First place Anne McIntosh
Parkland Photography Club
October 2010

Tisdale, Monday, November 8, 2010 by: Darlene McCullough
  President Neil Anderson 873-2356
  Vice President BJ Madsen  
  Sec./Treasurer Darlene McCullough 873-2030

Due to the inclement weather last week, the Parkland Photography Club postponed their October meeting until Tuesday, November 2. Eighteen members met in the Doghide Gallery along with two guests Chantelle Derbowka and Lindsey Reed. New members Daylene and Tye Wallington were welcomed to the club. President Neil Anderson chaired the meeting until he had to leave and then Vice-President BJ Madsen took over the chair.

President Neil suggested that each member bring about five of their "special to them" photos to share with the members and Juliana Van Jaarsveld volunteered for the November 23 meeting. Neil also reminded the members about preparing their images for the Shutterbug Show to be held between mid January and mid February. Each member is asked to have about five framed photos for the display of our work.

BJ Madsen then presented an informative and entertaining report on the history of cameras and photography and demonstrated the amount of work required to take photos with those old cameras. The pin-hole camera was invented in Iraq about 1000 years ago but it was 800 more years before a photo was actually taken and printed. Using a Russian-made Photo Core 1 camera that opened using accordion-like pleats he demonstrated exactly what the photographer had to do in order to capture an image.

This camera used plate carriers which provide one photo each. First the camera was placed on a tripod (shutter speeds were very slow then) and adjusted so that it is was level checking with the bubble level provided for this. The back of the camera was then opened to form a hood and the shutter and lens were opened. The photographer then looked in to check the upside-down image on a sheet of ground glass and using the focusing knob he adjusted this. Then a jeweler's loup was used to check the focus from top to bottom, the shutter was closed, speed and lens opening were set, hood was closed, carrier plate was inserted, a remote shutter release was hooked up and the photo was snapped. The photographer removed the film carrier and he had one photo.

This procedure would be repeated for each photo. The plates were taken home to a dark room where they were developed and hung to dry. The major changes in film have been from black and white to colour and then to digital. Modern cameras are made to be more convenient being truly "point and shoot" allowing many more people to enjoy photography. Not many of us would be dedicated enough to go through that long procedure that BJ demonstrated.

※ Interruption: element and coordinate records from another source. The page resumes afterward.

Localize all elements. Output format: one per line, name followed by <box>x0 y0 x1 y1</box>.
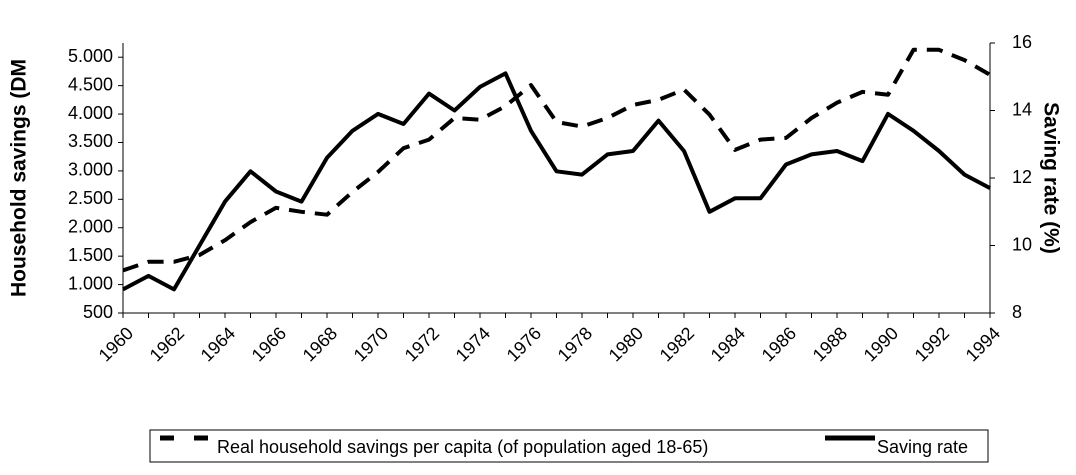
series-line <box>122 47 991 273</box>
y-axis-label: Household savings (DM <box>8 59 31 297</box>
x-tick-label: 1994 <box>962 323 1004 365</box>
x-tick-label: 1980 <box>605 323 647 365</box>
y2-tick-label: 10 <box>1012 234 1032 254</box>
x-tick-label: 1970 <box>350 323 392 365</box>
y-tick-label: 2.500 <box>68 188 113 208</box>
x-tick-label: 1960 <box>95 323 137 365</box>
x-tick-label: 1982 <box>656 323 698 365</box>
x-tick-label: 1976 <box>503 323 545 365</box>
x-tick-label: 1992 <box>911 323 953 365</box>
x-tick-label: 1962 <box>146 323 188 365</box>
y-tick-label: 4.000 <box>68 103 113 123</box>
legend-label: Saving rate <box>877 437 968 457</box>
series-line <box>122 71 991 292</box>
y2-tick-label: 8 <box>1012 302 1022 322</box>
legend-box <box>149 429 989 463</box>
x-tick-label: 1974 <box>452 323 494 365</box>
y-tick-label: 3.000 <box>68 160 113 180</box>
y-tick-label: 3.500 <box>68 131 113 151</box>
y-tick-label: 5.000 <box>68 46 113 66</box>
x-tick-label: 1968 <box>299 323 341 365</box>
x-tick-label: 1972 <box>401 323 443 365</box>
x-tick-label: 1984 <box>707 323 749 365</box>
legend-label: Real household savings per capita (of po… <box>217 437 708 457</box>
y2-tick-label: 12 <box>1012 167 1032 187</box>
y-tick-label: 1.500 <box>68 245 113 265</box>
y2-axis-label: Saving rate (%) <box>1039 102 1062 254</box>
x-tick-label: 1964 <box>197 323 239 365</box>
y-tick-label: 4.500 <box>68 74 113 94</box>
y2-tick-label: 16 <box>1012 32 1032 52</box>
y2-tick-label: 14 <box>1012 99 1032 119</box>
x-tick-label: 1978 <box>554 323 596 365</box>
y-tick-label: 2.000 <box>68 216 113 236</box>
x-tick-label: 1988 <box>809 323 851 365</box>
y-tick-label: 500 <box>83 302 113 322</box>
x-tick-label: 1966 <box>248 323 290 365</box>
x-tick-label: 1986 <box>758 323 800 365</box>
y-tick-label: 1.000 <box>68 273 113 293</box>
x-tick-label: 1990 <box>860 323 902 365</box>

Competitions chair Anne McIntosh then projected the ten images which club members had submitted to the Foto Fun Competition hosted by the Gleneath Photo Club. As each image was displayed Anne read the mark assigned to it and the judges' comments about it. Our club members submitted ten images and won four Honourable Mentions. Anne has sent another 10 images in to the competition this year as well as submitting twenty images to the PRPA Everest Competition.

The theme shoot topic for this month was "Insect" and there were twelve entries. First place went to Anne McIntosh: a tie for second place to Lia Boxall and Anja Gotze, and third place went to Albert Orban.

Vice-President BJ Madsen then presented Albert Orban with a gold medal for accumulating 500 club points. congratulations, Albert!

Salome Van der Merwe provided the lunch for this meeting.

The next meeting of the Parkland Photography Club will be held in the Doghide Gallery on Tuesday, November 23. Drop into the Doghide Gallery and have a look at the winning theme shoot photos as well as others that are on the club display board there.